Tanti debiti e poco coraggio Italia in mora

Che l’Italia debba pagare davvero i 2 miliardi di euro per la condanna del 28 gennaio a causa dei ritardi dei pagamenti alle imprese è questione rilevante, ma non decisiva

Milano, 9 febbraio 2020 - Che l’Italia, alla fine, debba pagare davvero i 2 miliardi di euro per la condanna del 28 gennaio a causa dei ritardi dei pagamenti alle imprese è questione rilevante, ma non decisiva. La sentenza della Corte di Giustizia Europea mette il dito nella piaga. E conferma il triste andazzo italiano dei tempi troppo lunghi, e in molti casi anche ingiustificati, dei versamenti delle spettanze al mondo produttivo per lavori eseguiti per conto e su richiesta della pubblica amministrazione. Nei settori della sanità e delle costruzioni, stando a un rapporto della Cgia, i ritardi, rispetto ai tempi massimi di attesa previsti dalla legge, vengono superati, rispettivamente di 39 e di 73 giorni di media.

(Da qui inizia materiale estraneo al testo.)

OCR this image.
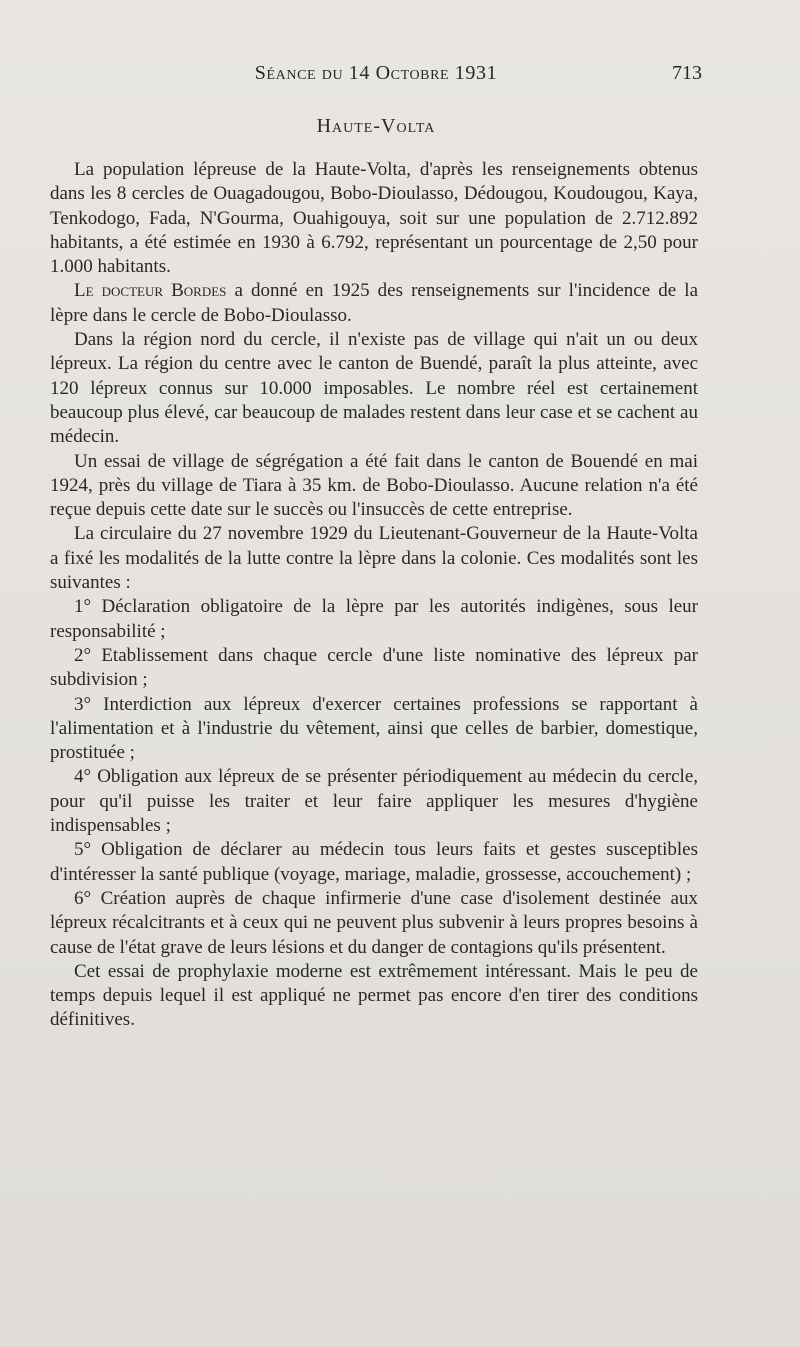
Séance du 14 Octobre 1931	713
Haute-Volta

La population lépreuse de la Haute-Volta, d'après les renseignements obtenus dans les 8 cercles de Ouagadougou, Bobo-Dioulasso, Dédougou, Koudougou, Kaya, Tenkodogo, Fada, N'Gourma, Ouahigouya, soit sur une population de 2.712.892 habitants, a été estimée en 1930 à 6.792, représentant un pourcentage de 2,50 pour 1.000 habitants.

Le docteur Bordes a donné en 1925 des renseignements sur l'incidence de la lèpre dans le cercle de Bobo-Dioulasso.

Dans la région nord du cercle, il n'existe pas de village qui n'ait un ou deux lépreux. La région du centre avec le canton de Buendé, paraît la plus atteinte, avec 120 lépreux connus sur 10.000 imposables. Le nombre réel est certainement beaucoup plus élevé, car beaucoup de malades restent dans leur case et se cachent au médecin.

Un essai de village de ségrégation a été fait dans le canton de Bouendé en mai 1924, près du village de Tiara à 35 km. de Bobo-Dioulasso. Aucune relation n'a été reçue depuis cette date sur le succès ou l'insuccès de cette entreprise.

La circulaire du 27 novembre 1929 du Lieutenant-Gouverneur de la Haute-Volta a fixé les modalités de la lutte contre la lèpre dans la colonie. Ces modalités sont les suivantes :

1° Déclaration obligatoire de la lèpre par les autorités indigènes, sous leur responsabilité ;

2° Etablissement dans chaque cercle d'une liste nominative des lépreux par subdivision ;

3° Interdiction aux lépreux d'exercer certaines professions se rapportant à l'alimentation et à l'industrie du vêtement, ainsi que celles de barbier, domestique, prostituée ;

4° Obligation aux lépreux de se présenter périodiquement au médecin du cercle, pour qu'il puisse les traiter et leur faire appliquer les mesures d'hygiène indispensables ;

5° Obligation de déclarer au médecin tous leurs faits et gestes susceptibles d'intéresser la santé publique (voyage, mariage, maladie, grossesse, accouchement) ;

6° Création auprès de chaque infirmerie d'une case d'isolement destinée aux lépreux récalcitrants et à ceux qui ne peuvent plus subvenir à leurs propres besoins à cause de l'état grave de leurs lésions et du danger de contagions qu'ils présentent.

Cet essai de prophylaxie moderne est extrêmement intéressant. Mais le peu de temps depuis lequel il est appliqué ne permet pas encore d'en tirer des conditions définitives.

Stando alla relazione presentata a maggio dal Governatore della Banca d’Italia, l’ammontare complessivo dei debiti commerciali della Pubblica Amministrazione sarebbe pari a 53 miliardi di euro. In calo, ma ancora allarmante. D’altra parte il problema non è di oggi. Nessuno degli ultimi governi ha mai affrontato con serietà il tema, ritenendolo poco redditizio sul piano dei ritorni elettorali. La verità è che il mondo delle imprese sarebbe di sicuro molto riconoscente alla classe politica se intervenisse sui tempi dei pagamenti, al fine di ridimensionare l’emergenza liquidità che spesso investe soprattutto aziende più fragili e meno strutturate, costringendole nei casi peggiori a drastiche cure dimagranti o, addirittura, a chiusure repentine. Viene spesso sottovalutata l’incidenza che la burocrazia ha sui destini delle categorie produttive. Ma le cifre snocciolate ieri dalla Cgia sono invece la riprova che la managerialità non basta se lo Stato non supporta efficacemente gli sforzi di chi investe in attività di impresa. Alcuni settori come quello del turismo non vengono sufficientemente valorizzati in termini strategici, nonostante il nostro Paese venga considerato una delle mete preferite del mercato mondiale delle vacanze. A Milano si apre la quarantesima edizione della Borsa internazionale del turismo. Una vetrina di primo piano per tutti gli operatori del settore. Sarebbe davvero auspicabile che il governo mettesse in cima alle sue priorità la valorizzazione dei tesori sparsi sul territorio italiano, incentivando tutti gli ambiti del comparto e non solo quelli tradizionali. E altrettanto auspicabile sarebbe che giungessero a meta i progetti legislativi volti a disciplinare in modo più equilibrato fenomeni di ospitalità ancora non sufficientemente regolamentati. In particolare quello di Airbnb. Queste incertezze confermano quanto sia importante la stabilità politica, fatta non solo di rinvii, ma anche di scelte coraggiose.